Bisnis.com, JAKARTA – Kasus penculikan dan penghilangan aktivis prodemokrasi di zaman Orde Baru mencuat lagi, jadi komoditas politik lantaran salah satu yang tersangkut kini kembali mencalonkan diri sebagai calon presiden.
Dokumen rahasia Kedutaan Besar AS yang dirilis ke publik mengungkapkan bahwa mantan Komandan Jenderal Korps Pasukan Khusus (Kopassus) Prabowo Subianto terlibat dalam penculikan aktivis pro-demokrasi di era 1998. Hal itu didasarkan sumber mahasiswa.
Dugaan keterlibatan Prabowo itu tercantum dalam dokumen yang dirilis oleh National Security Archive, The George Washington University, tertanggal 7 Mei 1998.
Wacana kasus penghilangan paksa terhadap puluhan aktivis pada 1998 itu mencuat lagi lantaran kasus ini belum tuntas secara hukum.
Padahal menurut Deputi Direktur Riset Lembaga Studi & Advokasi Masyarakat (Elsam) Wahyudi Djafar, pada 2009 Komnas HAM sudah memberikan rekomendasi atas penyelidikan kasus penghilangan terhadap para aktivis itu ke Kejaksaan Negeri dan DPR.
“Ketika itu DPR bentuk Pansus dan mengeluarkan rekomendasi atas hal itu,” kata Wahyudi dalam pesan tertulis, Jumat (15/3/2019).

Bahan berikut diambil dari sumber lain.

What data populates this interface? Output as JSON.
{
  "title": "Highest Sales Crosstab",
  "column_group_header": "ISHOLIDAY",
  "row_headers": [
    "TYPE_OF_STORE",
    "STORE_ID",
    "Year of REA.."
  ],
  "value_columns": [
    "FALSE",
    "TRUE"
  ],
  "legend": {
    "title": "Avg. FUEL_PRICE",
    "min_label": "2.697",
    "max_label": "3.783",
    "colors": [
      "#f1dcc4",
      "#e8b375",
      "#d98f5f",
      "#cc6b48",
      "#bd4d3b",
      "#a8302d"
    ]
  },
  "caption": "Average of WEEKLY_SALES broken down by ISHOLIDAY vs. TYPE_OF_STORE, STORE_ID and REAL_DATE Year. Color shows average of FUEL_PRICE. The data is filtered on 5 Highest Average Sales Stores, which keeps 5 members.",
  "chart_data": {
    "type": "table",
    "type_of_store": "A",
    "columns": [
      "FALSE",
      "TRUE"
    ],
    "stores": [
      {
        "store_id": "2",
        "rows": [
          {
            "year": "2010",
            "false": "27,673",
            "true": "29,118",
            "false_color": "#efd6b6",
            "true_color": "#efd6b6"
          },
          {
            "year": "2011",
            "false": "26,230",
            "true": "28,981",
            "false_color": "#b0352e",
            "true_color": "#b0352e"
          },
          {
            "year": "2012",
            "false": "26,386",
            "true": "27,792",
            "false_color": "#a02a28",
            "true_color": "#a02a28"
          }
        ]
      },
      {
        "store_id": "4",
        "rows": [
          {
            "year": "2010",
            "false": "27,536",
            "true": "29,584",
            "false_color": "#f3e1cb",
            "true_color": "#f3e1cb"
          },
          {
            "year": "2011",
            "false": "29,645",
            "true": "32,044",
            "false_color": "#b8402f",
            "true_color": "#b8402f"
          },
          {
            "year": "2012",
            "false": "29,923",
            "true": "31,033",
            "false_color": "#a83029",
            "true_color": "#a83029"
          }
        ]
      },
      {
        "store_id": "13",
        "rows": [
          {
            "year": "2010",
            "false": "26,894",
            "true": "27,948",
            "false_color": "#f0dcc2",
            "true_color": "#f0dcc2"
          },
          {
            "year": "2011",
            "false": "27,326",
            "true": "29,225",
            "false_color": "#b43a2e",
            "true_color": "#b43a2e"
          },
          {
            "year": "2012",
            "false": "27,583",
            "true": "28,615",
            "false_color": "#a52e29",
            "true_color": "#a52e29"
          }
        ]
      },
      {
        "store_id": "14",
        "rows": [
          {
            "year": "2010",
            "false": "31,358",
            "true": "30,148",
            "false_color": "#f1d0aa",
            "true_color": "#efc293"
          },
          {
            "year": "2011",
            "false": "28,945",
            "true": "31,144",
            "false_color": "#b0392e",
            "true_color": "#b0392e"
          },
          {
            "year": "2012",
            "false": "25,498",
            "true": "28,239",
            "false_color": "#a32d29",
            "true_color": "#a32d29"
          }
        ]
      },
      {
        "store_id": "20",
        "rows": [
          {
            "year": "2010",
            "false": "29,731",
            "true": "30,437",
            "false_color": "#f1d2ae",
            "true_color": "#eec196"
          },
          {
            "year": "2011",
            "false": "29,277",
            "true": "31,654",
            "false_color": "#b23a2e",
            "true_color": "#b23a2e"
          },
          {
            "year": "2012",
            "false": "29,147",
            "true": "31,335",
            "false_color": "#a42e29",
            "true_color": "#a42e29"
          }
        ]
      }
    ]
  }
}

Ada empat rekomendasi hasil Pansus DPR. Pertama, merekomendasikan Presiden RI membentuk Pengadilan Hak Asasi Manusia (HAM) ad hoc. Kedua, merekomendasikan Presiden RI, institusi pemerintah, dan pihak terkait untuk mencari 13 aktivis yang masih hilang hingga saat ini.

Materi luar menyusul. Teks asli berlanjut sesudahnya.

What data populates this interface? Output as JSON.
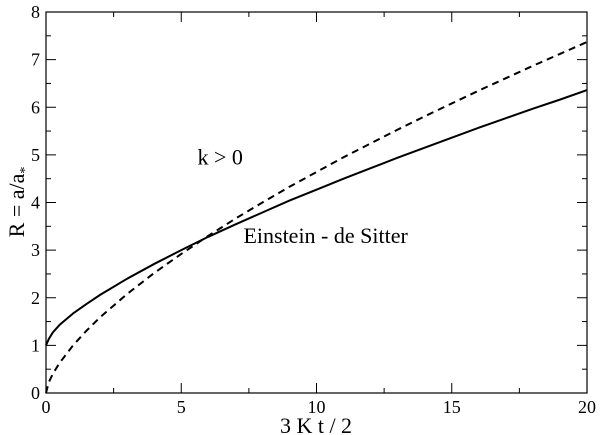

Ketiga, merekomendasikan pemerintah untuk merehabilitasi dan memberikan kompensasi kepada keluarga korban yang hilang. Keempat, merekomendasikan pemerintah meratifikasi konvensi Anti Penghilangan Paksa sebagai bentuk komitmen dan dukungan untuk menghentikan praktik penghilangan paksa di Indonesia.
Sayangnya, hasil dari rekomendasi Pansus DPR itu belum berjalan hingga saat ini. Dengan begitu, tak ada bukti legal yang bisa menghalangi Prabowo maju lagi sebagai kandidat dalam kontestasi Pilpres 2019. KPU pun tak punya alasan.
“Karena ketika itu kasus Prabowo selesai di Dewan Perwira, dia diberhentikan. Termasuk juga Tim Mawar, ada yang diberhentikan karena hanya etik saja,” katanya.
Seperti halnya pada 2014, saat itu rekomendasi atas temuan Komnas HAM selalu berhenti ketika musim pemilu tiba. Setelah 5 tahun pun belum ada tindaklanjut lagi.
“DPR juga belum ada membahas tindaklanjut, sehingga KPU tidak bisa berbuat apa-apa karena kasus pelanggaran HAM berat itu belum dibuktikan secara hukum,” imbuhnya.
Ke depan dia berharap, empat rekomendasi yang telah dilahirkan Pansus DPR itu dijalankan. Itu semua agar semua pihak, baik keluarga korban bisa mendapatkan kepastian.